Its the weekend and time to think about serious stuff. Like whether it is right and proper to instigate lynch mobs against regretters. Or at very least, to chain them to the tea counter of Fortnum and Mason, where they can be picked up by any passing riot police who happen to be on duty.
Oh, heck! Trans journo in vigilante shock! horror! appeal… I can just see the headlines.
So i’d better assure all and sundry here and now that i am just joking. Honest. And i really, really don’t think we should lynch anyone.
Or maybe just occasionally….
The nature of medical transphobia
Why this sudden attack of misanthropy? Mostly, i guess, its to do with thinking through the implications of a very good exposé posted by Paris Lees on her own blog, about GP(‘s) refusing to treat trans patients.
Context is key. The problem here is transphobia: but it manifests in various different ways and we need to work out what the issue is before we try to apply a solution.
There is the simple transphobia of those in the psych profession who see us all as bonkers and or deceptively homosexual. Or whatever the current bigotry happens to be. Its basically just control-freakery on their part.
There is the equally simple transphobia of GP’s who want nothing to do with us and who stick every obstacle they can in our way in order to prevent access to treatment. As i comment on Paris’ blog, this is a difficult one, since the Equality Act gives us protection once identified as trans…but we need a diagnosis before we get the protection and, in some instances, GP’s are even blocking our access to diagnosis.
But there is a subtler, nastier form of transphobia in the system and this seems, at present, to be infecting a few local health authorities. Camden, for one.
This is the refusal to prescribe treatments, even when they have been recommended by experts such as the good ladies and gents up at Charing Cross. ChX write to the GP stating that the patient ought to be starting hormone treatment: GP declines to go along with same.
An absence of license
So how – and why – do they get away with it?
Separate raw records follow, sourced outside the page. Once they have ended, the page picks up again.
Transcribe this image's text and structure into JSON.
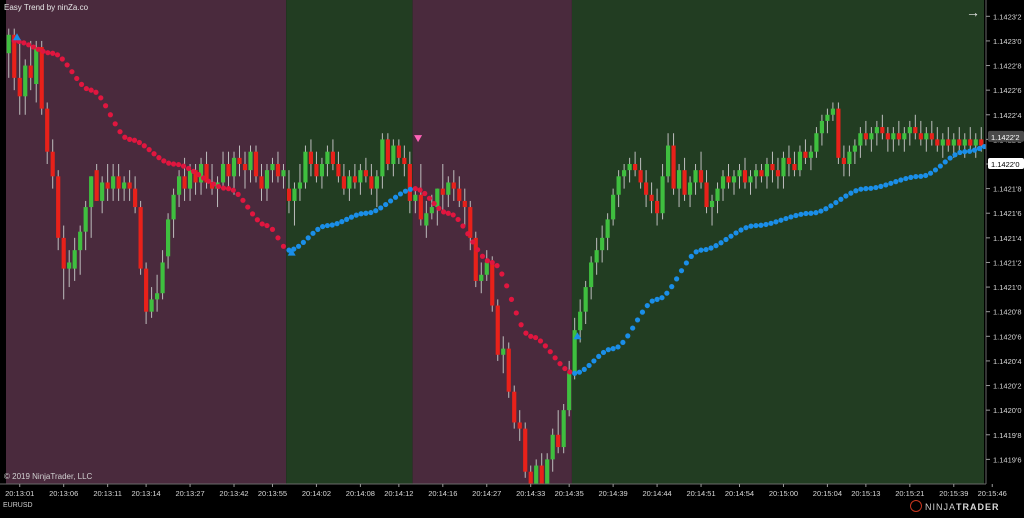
{
  "window": {
    "indicator_title": "Easy Trend by ninZa.co",
    "copyright": "© 2019 NinjaTrader, LLC",
    "instrument": "EURUSD",
    "brand_prefix": "NINJA",
    "brand_suffix": "TRADER",
    "brand_icon": "ninjatrader-logo-icon",
    "scroll_icon": "arrow-right-icon",
    "scroll_glyph": "→"
  },
  "colors": {
    "background": "#000000",
    "down_zone": "#4a2a3d",
    "up_zone": "#223d22",
    "bull_candle": "#3fbf3f",
    "bear_candle": "#e8211a",
    "trend_down": "#e0163f",
    "trend_up": "#1a8ee8",
    "sell_marker": "#ff63b8",
    "buy_marker": "#1a8ee8",
    "axis_text": "#d8d8d8"
  },
  "chart_data": {
    "type": "candlestick",
    "title": "",
    "ylim": [
      1.14194,
      1.14233
    ],
    "y_ticks": [
      "1.14232",
      "1.14230",
      "1.14228",
      "1.14226",
      "1.14224",
      "1.14222",
      "1.14220",
      "1.14218",
      "1.14216",
      "1.14214",
      "1.14212",
      "1.14210",
      "1.14208",
      "1.14206",
      "1.14204",
      "1.14202",
      "1.14200",
      "1.14198",
      "1.14196",
      "1.14194"
    ],
    "y_tick_labels": [
      "1.1423'2",
      "1.1423'0",
      "1.1422'8",
      "1.1422'6",
      "1.1422'4",
      "1.1422'2",
      "1.1422'0",
      "1.1421'8",
      "1.1421'6",
      "1.1421'4",
      "1.1421'2",
      "1.1421'0",
      "1.1420'8",
      "1.1420'6",
      "1.1420'4",
      "1.1420'2",
      "1.1420'0",
      "1.1419'8",
      "1.1419'6",
      "1.1419'4"
    ],
    "last_price": "1.1422'2",
    "indicator_price": "1.1422'0",
    "x_tick_labels": [
      "20:13:01",
      "20:13:06",
      "20:13:11",
      "20:13:14",
      "20:13:27",
      "20:13:42",
      "20:13:55",
      "20:14:02",
      "20:14:08",
      "20:14:12",
      "20:14:16",
      "20:14:27",
      "20:14:33",
      "20:14:35",
      "20:14:39",
      "20:14:44",
      "20:14:51",
      "20:14:54",
      "20:15:00",
      "20:15:04",
      "20:15:13",
      "20:15:21",
      "20:15:39",
      "20:15:46"
    ],
    "x_tick_bars": [
      2,
      10,
      18,
      25,
      33,
      41,
      48,
      56,
      64,
      71,
      79,
      87,
      95,
      102,
      110,
      118,
      126,
      133,
      141,
      149,
      156,
      164,
      172,
      179
    ],
    "zones": [
      {
        "trend": "down",
        "start_bar": 0,
        "end_bar": 51
      },
      {
        "trend": "up",
        "start_bar": 51,
        "end_bar": 74
      },
      {
        "trend": "down",
        "start_bar": 74,
        "end_bar": 103
      },
      {
        "trend": "up",
        "start_bar": 103,
        "end_bar": 182
      }
    ],
    "signals": [
      {
        "type": "buy",
        "bar": 1.5,
        "price": 1.142303
      },
      {
        "type": "sell",
        "bar": 74.5,
        "price": 1.142221
      },
      {
        "type": "buy",
        "bar": 51.5,
        "price": 1.142128
      },
      {
        "type": "buy",
        "bar": 103.5,
        "price": 1.14206
      }
    ],
    "trend_line_down": [
      [
        1,
        1.1423
      ],
      [
        8,
        1.14229
      ],
      [
        15,
        1.14226
      ],
      [
        22,
        1.14222
      ],
      [
        30,
        1.1422
      ],
      [
        40,
        1.14218
      ],
      [
        47,
        1.14215
      ],
      [
        51,
        1.14213
      ]
    ],
    "trend_line_up": [
      [
        51,
        1.14213
      ],
      [
        58,
        1.14215
      ],
      [
        65,
        1.14216
      ],
      [
        74,
        1.14218
      ]
    ],
    "trend_line_down2": [
      [
        74,
        1.14218
      ],
      [
        80,
        1.14216
      ],
      [
        88,
        1.14212
      ],
      [
        95,
        1.14206
      ],
      [
        103,
        1.14203
      ]
    ],
    "trend_line_up2": [
      [
        103,
        1.14203
      ],
      [
        110,
        1.14205
      ],
      [
        118,
        1.14209
      ],
      [
        126,
        1.14213
      ],
      [
        136,
        1.14215
      ],
      [
        146,
        1.14216
      ],
      [
        156,
        1.14218
      ],
      [
        166,
        1.14219
      ],
      [
        174,
        1.14221
      ],
      [
        182,
        1.14222
      ]
    ],
    "candles": [
      [
        1.14229,
        1.14231,
        1.14227,
        1.142305
      ],
      [
        1.142305,
        1.14231,
        1.14226,
        1.14227
      ],
      [
        1.14227,
        1.1423,
        1.14224,
        1.142255
      ],
      [
        1.142255,
        1.142285,
        1.14224,
        1.14228
      ],
      [
        1.14228,
        1.1423,
        1.14226,
        1.14227
      ],
      [
        1.142265,
        1.1423,
        1.14225,
        1.142295
      ],
      [
        1.142295,
        1.1423,
        1.14224,
        1.142245
      ],
      [
        1.142245,
        1.14225,
        1.1422,
        1.14221
      ],
      [
        1.14221,
        1.14222,
        1.14218,
        1.14219
      ],
      [
        1.14219,
        1.142195,
        1.14213,
        1.14214
      ],
      [
        1.14214,
        1.14215,
        1.14209,
        1.142115
      ],
      [
        1.142115,
        1.14213,
        1.1421,
        1.14212
      ],
      [
        1.142115,
        1.14214,
        1.142105,
        1.14213
      ],
      [
        1.14213,
        1.14215,
        1.14211,
        1.142145
      ],
      [
        1.142145,
        1.14217,
        1.14213,
        1.142165
      ],
      [
        1.142165,
        1.14219,
        1.14214,
        1.14219
      ],
      [
        1.142195,
        1.1422,
        1.14217,
        1.14217
      ],
      [
        1.14217,
        1.14219,
        1.14216,
        1.142185
      ],
      [
        1.142185,
        1.1422,
        1.14217,
        1.14218
      ],
      [
        1.14218,
        1.1422,
        1.14217,
        1.14219
      ],
      [
        1.14219,
        1.1422,
        1.14217,
        1.14218
      ],
      [
        1.14218,
        1.14219,
        1.14217,
        1.142185
      ],
      [
        1.142185,
        1.142195,
        1.14217,
        1.14218
      ],
      [
        1.14218,
        1.14219,
        1.14216,
        1.142165
      ],
      [
        1.142165,
        1.14217,
        1.14211,
        1.142115
      ],
      [
        1.142115,
        1.14212,
        1.14207,
        1.14208
      ],
      [
        1.14208,
        1.1421,
        1.142075,
        1.14209
      ],
      [
        1.14209,
        1.14211,
        1.14208,
        1.142095
      ],
      [
        1.142095,
        1.14213,
        1.14209,
        1.14212
      ],
      [
        1.142125,
        1.14216,
        1.142115,
        1.142155
      ],
      [
        1.142155,
        1.14218,
        1.14214,
        1.142175
      ],
      [
        1.142175,
        1.142195,
        1.142165,
        1.14219
      ],
      [
        1.14219,
        1.142205,
        1.14217,
        1.14218
      ],
      [
        1.14218,
        1.1422,
        1.14217,
        1.142195
      ],
      [
        1.142195,
        1.1422,
        1.142175,
        1.142185
      ],
      [
        1.142185,
        1.142205,
        1.142175,
        1.1422
      ],
      [
        1.1422,
        1.14221,
        1.14218,
        1.142185
      ],
      [
        1.142185,
        1.1422,
        1.142175,
        1.14218
      ],
      [
        1.14218,
        1.14219,
        1.142165,
        1.142185
      ],
      [
        1.142185,
        1.14221,
        1.14218,
        1.1422
      ],
      [
        1.1422,
        1.14221,
        1.14218,
        1.14219
      ],
      [
        1.14219,
        1.14221,
        1.142175,
        1.142205
      ],
      [
        1.142205,
        1.142215,
        1.14219,
        1.1422
      ],
      [
        1.1422,
        1.14221,
        1.14218,
        1.142195
      ],
      [
        1.142195,
        1.142215,
        1.142185,
        1.14221
      ],
      [
        1.14221,
        1.142215,
        1.142185,
        1.14219
      ],
      [
        1.14219,
        1.1422,
        1.14217,
        1.14218
      ],
      [
        1.14218,
        1.1422,
        1.14217,
        1.142195
      ],
      [
        1.142195,
        1.142205,
        1.142185,
        1.1422
      ],
      [
        1.1422,
        1.14221,
        1.142185,
        1.14219
      ],
      [
        1.14219,
        1.1422,
        1.14218,
        1.142195
      ],
      [
        1.14218,
        1.142195,
        1.14216,
        1.14217
      ],
      [
        1.14217,
        1.142185,
        1.14215,
        1.14218
      ],
      [
        1.14218,
        1.1422,
        1.14217,
        1.142185
      ],
      [
        1.142185,
        1.142215,
        1.14218,
        1.14221
      ],
      [
        1.14221,
        1.14222,
        1.14219,
        1.1422
      ],
      [
        1.1422,
        1.14221,
        1.142185,
        1.14219
      ],
      [
        1.14219,
        1.142205,
        1.14218,
        1.1422
      ],
      [
        1.1422,
        1.142215,
        1.14219,
        1.14221
      ],
      [
        1.14221,
        1.14222,
        1.142195,
        1.1422
      ],
      [
        1.1422,
        1.14221,
        1.142185,
        1.14219
      ],
      [
        1.14219,
        1.1422,
        1.142175,
        1.14218
      ],
      [
        1.14218,
        1.142195,
        1.14217,
        1.14219
      ],
      [
        1.14219,
        1.1422,
        1.14218,
        1.142185
      ],
      [
        1.142185,
        1.1422,
        1.142175,
        1.142195
      ],
      [
        1.142195,
        1.142205,
        1.142185,
        1.14219
      ],
      [
        1.14219,
        1.1422,
        1.142175,
        1.14218
      ],
      [
        1.14218,
        1.142195,
        1.142165,
        1.14219
      ],
      [
        1.14219,
        1.142225,
        1.14218,
        1.14222
      ],
      [
        1.14222,
        1.142225,
        1.142195,
        1.1422
      ],
      [
        1.1422,
        1.14222,
        1.14219,
        1.142215
      ],
      [
        1.142215,
        1.14222,
        1.1422,
        1.142205
      ],
      [
        1.142205,
        1.142215,
        1.14219,
        1.1422
      ],
      [
        1.1422,
        1.14221,
        1.14216,
        1.14217
      ],
      [
        1.14217,
        1.14218,
        1.14216,
        1.142175
      ],
      [
        1.142175,
        1.1422,
        1.14215,
        1.142155
      ],
      [
        1.14215,
        1.14217,
        1.14214,
        1.14216
      ],
      [
        1.14216,
        1.142175,
        1.142155,
        1.142165
      ],
      [
        1.142165,
        1.14218,
        1.14215,
        1.14218
      ],
      [
        1.14218,
        1.1422,
        1.14216,
        1.142175
      ],
      [
        1.142175,
        1.14219,
        1.142165,
        1.142185
      ],
      [
        1.142185,
        1.142195,
        1.14217,
        1.14218
      ],
      [
        1.14218,
        1.14219,
        1.142165,
        1.14217
      ],
      [
        1.14217,
        1.14218,
        1.14215,
        1.142165
      ],
      [
        1.142165,
        1.14217,
        1.14213,
        1.14214
      ],
      [
        1.14214,
        1.142145,
        1.1421,
        1.142105
      ],
      [
        1.142105,
        1.14212,
        1.142095,
        1.14211
      ],
      [
        1.14211,
        1.14213,
        1.142105,
        1.14212
      ],
      [
        1.14212,
        1.142125,
        1.14208,
        1.142085
      ],
      [
        1.142085,
        1.14209,
        1.14204,
        1.142045
      ],
      [
        1.142045,
        1.14206,
        1.14203,
        1.14205
      ],
      [
        1.14205,
        1.142055,
        1.14201,
        1.142015
      ],
      [
        1.142015,
        1.14202,
        1.141985,
        1.14199
      ],
      [
        1.14199,
        1.142,
        1.141975,
        1.141985
      ],
      [
        1.141985,
        1.14199,
        1.141945,
        1.14195
      ],
      [
        1.14195,
        1.141955,
        1.14193,
        1.141935
      ],
      [
        1.141935,
        1.14196,
        1.14193,
        1.141955
      ],
      [
        1.141955,
        1.141965,
        1.141935,
        1.14194
      ],
      [
        1.14194,
        1.141965,
        1.141935,
        1.14196
      ],
      [
        1.14196,
        1.141985,
        1.14195,
        1.14198
      ],
      [
        1.14198,
        1.142,
        1.141965,
        1.14197
      ],
      [
        1.14197,
        1.142005,
        1.141965,
        1.142
      ],
      [
        1.142,
        1.14204,
        1.141995,
        1.14203
      ],
      [
        1.14203,
        1.142075,
        1.142025,
        1.142065
      ],
      [
        1.142065,
        1.14209,
        1.142055,
        1.14208
      ],
      [
        1.14208,
        1.142105,
        1.14207,
        1.1421
      ],
      [
        1.1421,
        1.142125,
        1.14209,
        1.14212
      ],
      [
        1.14212,
        1.14214,
        1.14211,
        1.14213
      ],
      [
        1.14213,
        1.14215,
        1.14212,
        1.14214
      ],
      [
        1.14214,
        1.14216,
        1.14213,
        1.142155
      ],
      [
        1.142155,
        1.14218,
        1.14215,
        1.142175
      ],
      [
        1.142175,
        1.142195,
        1.142165,
        1.14219
      ],
      [
        1.14219,
        1.1422,
        1.14218,
        1.142195
      ],
      [
        1.142195,
        1.142205,
        1.142185,
        1.1422
      ],
      [
        1.1422,
        1.14221,
        1.14219,
        1.142195
      ],
      [
        1.142195,
        1.142205,
        1.14218,
        1.142185
      ],
      [
        1.142185,
        1.142195,
        1.142165,
        1.142175
      ],
      [
        1.142175,
        1.142185,
        1.14216,
        1.14217
      ],
      [
        1.14217,
        1.14218,
        1.14215,
        1.14216
      ],
      [
        1.14216,
        1.1422,
        1.142155,
        1.14219
      ],
      [
        1.14219,
        1.142225,
        1.142185,
        1.142215
      ],
      [
        1.142215,
        1.142225,
        1.142175,
        1.14218
      ],
      [
        1.14218,
        1.1422,
        1.142165,
        1.142195
      ],
      [
        1.142195,
        1.142205,
        1.14217,
        1.142175
      ],
      [
        1.142175,
        1.14219,
        1.142165,
        1.142185
      ],
      [
        1.142185,
        1.1422,
        1.142175,
        1.142195
      ],
      [
        1.142195,
        1.14221,
        1.14218,
        1.142185
      ],
      [
        1.142185,
        1.142195,
        1.14216,
        1.142165
      ],
      [
        1.142165,
        1.142175,
        1.14215,
        1.14217
      ],
      [
        1.14217,
        1.142185,
        1.14216,
        1.14218
      ],
      [
        1.14218,
        1.142195,
        1.14217,
        1.14219
      ],
      [
        1.14219,
        1.1422,
        1.14218,
        1.142185
      ],
      [
        1.142185,
        1.142195,
        1.142175,
        1.14219
      ],
      [
        1.14219,
        1.1422,
        1.14218,
        1.142195
      ],
      [
        1.142195,
        1.142205,
        1.14218,
        1.142185
      ],
      [
        1.142185,
        1.142195,
        1.142175,
        1.14219
      ],
      [
        1.14219,
        1.1422,
        1.14218,
        1.142195
      ],
      [
        1.142195,
        1.1422,
        1.142185,
        1.14219
      ],
      [
        1.14219,
        1.142205,
        1.14218,
        1.1422
      ],
      [
        1.1422,
        1.14221,
        1.142185,
        1.142195
      ],
      [
        1.142195,
        1.142205,
        1.14218,
        1.14219
      ],
      [
        1.14219,
        1.14221,
        1.14218,
        1.142205
      ],
      [
        1.142205,
        1.142215,
        1.14219,
        1.1422
      ],
      [
        1.1422,
        1.14221,
        1.14219,
        1.142195
      ],
      [
        1.142195,
        1.142215,
        1.14219,
        1.14221
      ],
      [
        1.14221,
        1.14222,
        1.1422,
        1.142205
      ],
      [
        1.142205,
        1.142215,
        1.142195,
        1.14221
      ],
      [
        1.14221,
        1.14223,
        1.142205,
        1.142225
      ],
      [
        1.142225,
        1.14224,
        1.142215,
        1.142235
      ],
      [
        1.142235,
        1.142245,
        1.142225,
        1.14224
      ],
      [
        1.14224,
        1.14225,
        1.142235,
        1.142245
      ],
      [
        1.142245,
        1.14225,
        1.1422,
        1.142205
      ],
      [
        1.142205,
        1.142215,
        1.14219,
        1.1422
      ],
      [
        1.1422,
        1.142215,
        1.14219,
        1.14221
      ],
      [
        1.14221,
        1.14222,
        1.1422,
        1.142215
      ],
      [
        1.142215,
        1.14223,
        1.142205,
        1.142225
      ],
      [
        1.142225,
        1.142235,
        1.142215,
        1.14222
      ],
      [
        1.14222,
        1.14223,
        1.14221,
        1.142225
      ],
      [
        1.142225,
        1.142235,
        1.142215,
        1.14223
      ],
      [
        1.14223,
        1.14224,
        1.14222,
        1.142225
      ],
      [
        1.142225,
        1.14223,
        1.14221,
        1.14222
      ],
      [
        1.14222,
        1.14223,
        1.14221,
        1.142225
      ],
      [
        1.142225,
        1.142235,
        1.142215,
        1.14222
      ],
      [
        1.14222,
        1.14223,
        1.14221,
        1.142225
      ],
      [
        1.142225,
        1.142235,
        1.142215,
        1.14223
      ],
      [
        1.14223,
        1.14224,
        1.14222,
        1.142225
      ],
      [
        1.142225,
        1.142235,
        1.142215,
        1.14222
      ],
      [
        1.14222,
        1.14223,
        1.14221,
        1.142225
      ],
      [
        1.142225,
        1.142235,
        1.142215,
        1.14222
      ],
      [
        1.14222,
        1.14223,
        1.14221,
        1.142215
      ],
      [
        1.142215,
        1.142225,
        1.142205,
        1.14222
      ],
      [
        1.14222,
        1.14223,
        1.14221,
        1.142215
      ],
      [
        1.142215,
        1.142225,
        1.142205,
        1.14222
      ],
      [
        1.14222,
        1.14223,
        1.14221,
        1.142215
      ],
      [
        1.142215,
        1.142225,
        1.142205,
        1.14222
      ],
      [
        1.14222,
        1.14223,
        1.14221,
        1.142215
      ],
      [
        1.142215,
        1.142225,
        1.142205,
        1.14222
      ],
      [
        1.14222,
        1.14223,
        1.14221,
        1.142215
      ]
    ]
  }
}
Two reasons, sadly. First, almost no (drug) treatments for gender dysphoria have been tested in relation to gd. So any GP going along with the diagnosis and recommended prescription is likely to be using a drug for a purpose its not been researched for.
That raises real issues of risk and of ethics. Some GP’s might genuinely object out of concern: others can use this as a convenient excuse for them to shelter behind.
And its hard to tell the difference.
That’s one reason why, diagnosed with possible menopausal symptoms, our local GP just said to my partner: “how about trying hormones for a while?” Whereas in respect of giving me the same hormones, i had to jump through various hoops, including a psych assessment, real-life experience and a final assessment.
Sheesh!
The minor op that is grs
And then there’s the issue of grs. Personally, the further away from it i grow, the less i can see what the fuss was about. As i’ve said before, if you’re trans, what on earth is the big deal about genital surgery? It really is a very small thing indeed, in the general run of transition – though simultaneously big in terms of the psych effect it has.
Its about as big, consequence wise, as having (or not having) an abortion, getting married or changing job. Yet we are not required to undergo massive psych assessments for these last.
and the major pain that is regret
But i forget: there are some people out there (though i lose track of how many there are supposed to be or have been) who “regret” their choice. Which is sad. Just as its sad when someone regrets losing a child. Or at the door of the divorce courts, “regrets” the six-figure pay-out they are about to make.
But at the same time: tough! I don’t think it right to make life for every other person in the country made more difficult because some people lack the capability to be responsible for their decisions.
But there’s the rub. Because not only are some twonks incapable of taking responsibility for what they do. They also sue. And because they sue, that makes every health professional in the loop – even those who are “on our side” – highly allergic to the remotest possibility that someone might make a mistake. Might “regret”.
That’s one reason why i had to shell out the best part of £300 on an essentially pointless second opinion just before i underwent grs. Its also why almost everything i do, as a trans woman, has to be copper-bottom backed by “expert” opinion.
Its not really because i’m not responsible. Its only tangentially because i might regret my choices. In reality, its because the health authorities have yet to get round to licensing treatments for gender dysphoria properly and, until they do, every medic in the field runs scared of being sued.
I take it back. Perhaps lynching is too good for them. The regretters, that is…. Castration seems an attractive alternative, were it not for the fact that in most cases, such action would probably be a smidgeon too late.